宿泊・トラベル・レジャー用語辞典

タグボートとは

タグボートとは、押す、引くという動作をすることで、大型船をや水上の構造物を誘導する役割を持つ船です。つまり曳船のことです。

押す動作の際は、主に対象物を横方向に押し、着岸や離岸のサポートや方向転換をします。また、引く動作の際は押す動作の時とと逆方向へ対象物を移動させることができます。このことから、引船(ひきぶね)や押船(おしぶね)とも呼ばれます。対象物の誘導以外にも、進路の警戒やエスコートの役割も持っているので、大型船の航海には欠かすことができない存在です。中には放水することで対象物の消火を行う機能を持ったものもあります。タグボートは自らの船体よりもはるかに大きい対象物を動かすため、その船体の大きさに比較してかなり力強いエンジンを搭載しています。
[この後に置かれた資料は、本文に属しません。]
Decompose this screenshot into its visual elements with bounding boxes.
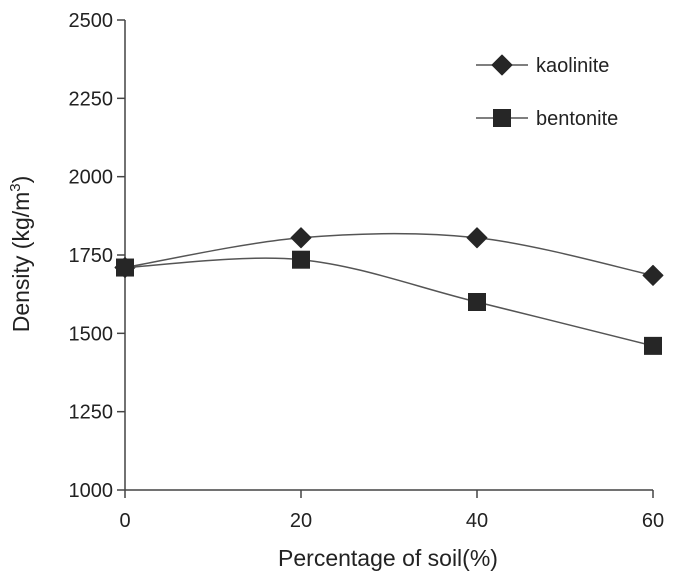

この船は大型船舶の船長や水先人から出される指示に従い、その船が座礁したり追突などの事故を起こさないように船首や船尾を引いたり、押したり(この方式を取るタグボードは押し船といいます)することによって、移動させたり方向転換を促したりします。
通常は1隻で作業を行いますが、対象の船舶の大きさや構造、港の形状によっては複数のタグボードが連携しながらの作業となります。また船舶だけでなく、海洋構造物やプラントを曳航する作業にも役立っています。

タグボートはその動きから引舟(曳舟)、押船などと呼ばれています。海上で見かけると比較的小さな船体に見えますが、大型船などの誘導を行うために数千馬力のパワーのあるエンジンを搭載しています。ロープを使って牽引するだけでなく、タグボートの船体を誘導する船もしくは構造物に直接接触させて押すこともできます。タグボートの周囲に古タイヤがぶら下げられている光景をよく見かけますが、このタイヤが直接船体や構造物を押す際の緩衝材代わりになっているのです。
大型船が離岸する際には、限られた領域内で向きを変える必要がありますが、タグボート2台で「引く」と「押す」動作を大型船の船首と船尾でそれぞれ行うことで、効率よく短時間で回転させることが出来ます。離着岸の頻度が多いフェリーなどは自力でその場で回転出来るサイドスラスターという装置を備えるものもあります。この装置は船底の左右方向に空間を設け、そこに取り付けられたスクリューを回すことで、舵の効かない低速時および停泊状態でも向きを変えられる仕組みになっていますが、サイドスラスターの出力は比較的小さいため、荒天時や運行の都合で時間がない場合はタグボートが活躍します。タグボートの主な活動内容は船の移動や誘導だけでなく、離岸、着岸時の安全警戒も行いますし、消化設備を備えたものであれば火災時の初期消火を担うこともあります。加えて着岸時の操船を船長の代わりに担当する水先人(水先案内人)を岸から港付近で待機する大型船まで送り届ける際にも使われることがあります。
2017年には国の地球温暖化対策計画に伴う「内航船省エネルギー格付け制度」の暫定運用が始まっていて、タグボートを含む内航船においても省エネ性能の改善が求められています。それに伴い、従来の重油燃料に代えてLNGを燃料に利用したタグボートも登場しています。LNG燃料は重油と比べて二酸化炭素や窒素酸化物、硫黄酸化物を削減出来ます。